Rockets have been the way to get satellites into orbit since the dawn of the space age. But Microsoft co-founder Paul Allen hopes to shake that up with help from the world’s biggest airplane.
“Stratolaunch” is a 500,000-pound beast with twin fuselages and a wingspan of 385 feet. Allen’s Seattle-based company, Stratolaunch Systems, is developing it as a platform for lifting rockets into the stratosphere before launching them into space. It’s seen as a cheaper, more reliable route to low-Earth orbit (LEO) — the sweet spot for many kinds of satellites.
The plane is still in development and has yet to fly, but last December it taxied out onto the runway at the Mojave Air & Space Port in Mojave, California. In another test last Sunday, it hit a new top taxi speed of 46 miles per hour. If all goes according to plan, the plane will take its first test flight next year. As to when Stratolaunch might begin commercial operations, no date has been given.
New take on an old idea
Air-launching rockets into space isn’t a new idea. The Pegasus XL rocket built by aerospace contractor Orbital ATK launches from a modified Lockheed TriStar jetliner. NASA and Richard Branson’s Virgin Group have similar projects under development, as does the Defense Advanced Research Projects Agency (DARPA).
But none of these other platforms is quite on the scale of Stratolaunch. Powered by six huge Pratt & Whitney turbofan engines, the aircraft is intended to carry up to 550,000 pounds to an altitude of 35,000 feet. It has room between its fuselages to suspend rockets from the central portion of the wing. The company has partnered with Orbital ATK to launch its Pegasus XL rocket and aims eventually to carry three on each mission.
Stratolaunch was designed by Mojave, California-based Scaled Composites, which specializes in concept aircraft. The company won the Ansari X Prize to launch the first private, reusable, manned spacecraft in 2004 with its SpaceShipOne, which was also launched from a plane.
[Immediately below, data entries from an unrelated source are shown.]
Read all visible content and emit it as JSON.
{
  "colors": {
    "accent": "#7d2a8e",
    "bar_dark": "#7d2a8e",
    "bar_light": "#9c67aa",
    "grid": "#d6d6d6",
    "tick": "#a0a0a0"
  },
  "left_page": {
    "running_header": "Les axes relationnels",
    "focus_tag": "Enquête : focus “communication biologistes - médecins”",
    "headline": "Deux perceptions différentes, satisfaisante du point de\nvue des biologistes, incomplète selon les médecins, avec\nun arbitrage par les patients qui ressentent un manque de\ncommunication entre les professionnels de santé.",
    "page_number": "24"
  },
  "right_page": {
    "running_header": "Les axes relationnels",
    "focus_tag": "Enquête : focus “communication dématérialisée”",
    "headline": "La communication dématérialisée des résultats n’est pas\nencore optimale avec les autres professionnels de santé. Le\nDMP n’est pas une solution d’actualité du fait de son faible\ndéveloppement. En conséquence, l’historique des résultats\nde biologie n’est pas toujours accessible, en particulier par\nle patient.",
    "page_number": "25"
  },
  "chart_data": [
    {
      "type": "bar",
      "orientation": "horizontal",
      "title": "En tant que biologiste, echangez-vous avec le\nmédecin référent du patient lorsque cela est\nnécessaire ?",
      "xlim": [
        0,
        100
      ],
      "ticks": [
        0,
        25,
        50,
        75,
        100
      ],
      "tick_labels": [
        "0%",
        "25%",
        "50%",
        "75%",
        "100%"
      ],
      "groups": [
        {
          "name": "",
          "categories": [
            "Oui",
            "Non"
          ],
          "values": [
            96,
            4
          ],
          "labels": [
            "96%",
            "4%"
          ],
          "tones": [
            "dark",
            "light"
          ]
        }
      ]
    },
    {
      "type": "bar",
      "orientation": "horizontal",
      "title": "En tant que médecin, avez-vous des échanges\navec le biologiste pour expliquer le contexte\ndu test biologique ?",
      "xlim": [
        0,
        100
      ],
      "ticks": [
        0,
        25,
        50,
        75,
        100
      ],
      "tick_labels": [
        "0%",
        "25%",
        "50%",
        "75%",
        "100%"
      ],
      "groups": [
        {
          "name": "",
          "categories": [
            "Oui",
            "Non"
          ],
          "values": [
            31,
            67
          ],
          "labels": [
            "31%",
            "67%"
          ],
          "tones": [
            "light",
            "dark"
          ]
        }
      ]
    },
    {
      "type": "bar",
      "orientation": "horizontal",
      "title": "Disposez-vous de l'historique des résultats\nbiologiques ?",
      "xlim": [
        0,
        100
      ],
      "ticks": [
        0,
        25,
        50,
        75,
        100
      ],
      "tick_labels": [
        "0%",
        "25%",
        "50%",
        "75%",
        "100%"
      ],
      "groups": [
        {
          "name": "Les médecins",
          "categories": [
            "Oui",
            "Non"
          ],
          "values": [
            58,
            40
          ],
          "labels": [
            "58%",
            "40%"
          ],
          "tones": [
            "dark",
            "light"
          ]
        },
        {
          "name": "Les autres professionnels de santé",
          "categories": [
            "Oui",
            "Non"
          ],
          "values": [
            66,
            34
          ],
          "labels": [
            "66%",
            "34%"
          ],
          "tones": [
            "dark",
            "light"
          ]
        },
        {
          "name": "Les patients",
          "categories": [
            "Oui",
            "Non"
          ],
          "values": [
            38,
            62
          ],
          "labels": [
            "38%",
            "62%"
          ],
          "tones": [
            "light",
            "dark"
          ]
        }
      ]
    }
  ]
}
Despite the ambitious nature of the project, space entrepreneur Gary Hudson thinks it has a good chance of success — in part because of Allen’s deep pockets.
“If they choose wisely, they could provide crew and light cargo services to LEO for considerably less than current prices,” he says. “If they don’t, they will become a footnote to astronautical history for having built the world’s largest plane.” He added that if the plane doesn’t deliver as planned, it could become another ”Spruce Goose” — a reference to the behemoth flying boat built in 1947 that flew only once.
Hudson speaks from experience, having co-founded two air launch start-ups that have since shut down: AirLaunch was developing an air-launched rocket in partnership with DARPA and the U.S. Air Force, while t/Space was working with Scaled Composites on an air-launched passenger capsule to carry astronauts to the International Space Station.
There are several advantages to launching from high altitude, Hudson says. For one thing, rocket engines perform better in the low pressure and reduced atmospheric drag found at those altitudes. And air launching is far more flexible than ground-based rocketry. The launch pads used to launch ground-based rockets are costly to develop and maintain, and if a payload needs to rendezvous with another spacecraft or space station, it may be necessary to wait up to a week for its orbit to pass overhead.
An airplane can fly to an optimal launch point at any time from any runway that’s big enough, Hudson says. “Air-launching also removes weather as a launch impediment,” he added, “since one can relocate the launch point on short notice.”
Hurdles to overcome
But the Stratolaunch concept has its drawbacks, including a smaller payload capacity than other options.
A spacecraft typically weighs just 1-2 percent as much as the rocket that launches it, Hudson says. Since Stratolaunch is designed to carry up to 550,000 pounds, its payload capacity is likely to be 5,000 to 10,000 pounds. That’s enough to ferry astronauts to a space station or launch small satellites. But it’s nowhere near the payload capacity of SpaceX’s Falcon 9 rocket.
SpaceX’s booster can carry 50,265 pounds to low-Earth orbit and up to 18,300 pounds to geostationary transfer orbit (GTO), an intermediate orbit where large communication satellites are launched to before they power themselves to geostationary orbit, where they essentially hover above the same part of the planet continuously.
Space X makes the bulk of its non-governmental revenue from launching communications satellites weighing about 10,000 pounds into GTO, says Hudson. “So it is no threat to SpaceX in broad business terms,” he says of Stratolaunch.
Then there’s the enormous cost of building such a colossal aircraft. When Stratolaunch was first announced in 2011, the plane was predicted to cost $300 million. There’s been no word on whether the project is on budget; the company didn’t respond to MACH’s request for information.
Finally, building a plane the size of Stratolaunch poses significant engineering challenges, says Mark Drela, a professor of aeronautics and astronautics at the Massachusetts Institute of Technology. "On large airplanes, the structural problems become progressively more difficult as you go up in size,” he says.
But these problems can be modelled on computers beforehand to help head off problems. “Anytime you do something new and radical, problems always come up,” Drela says. As for the people developing Stratolaunch, he says, “They know what they’re doing.”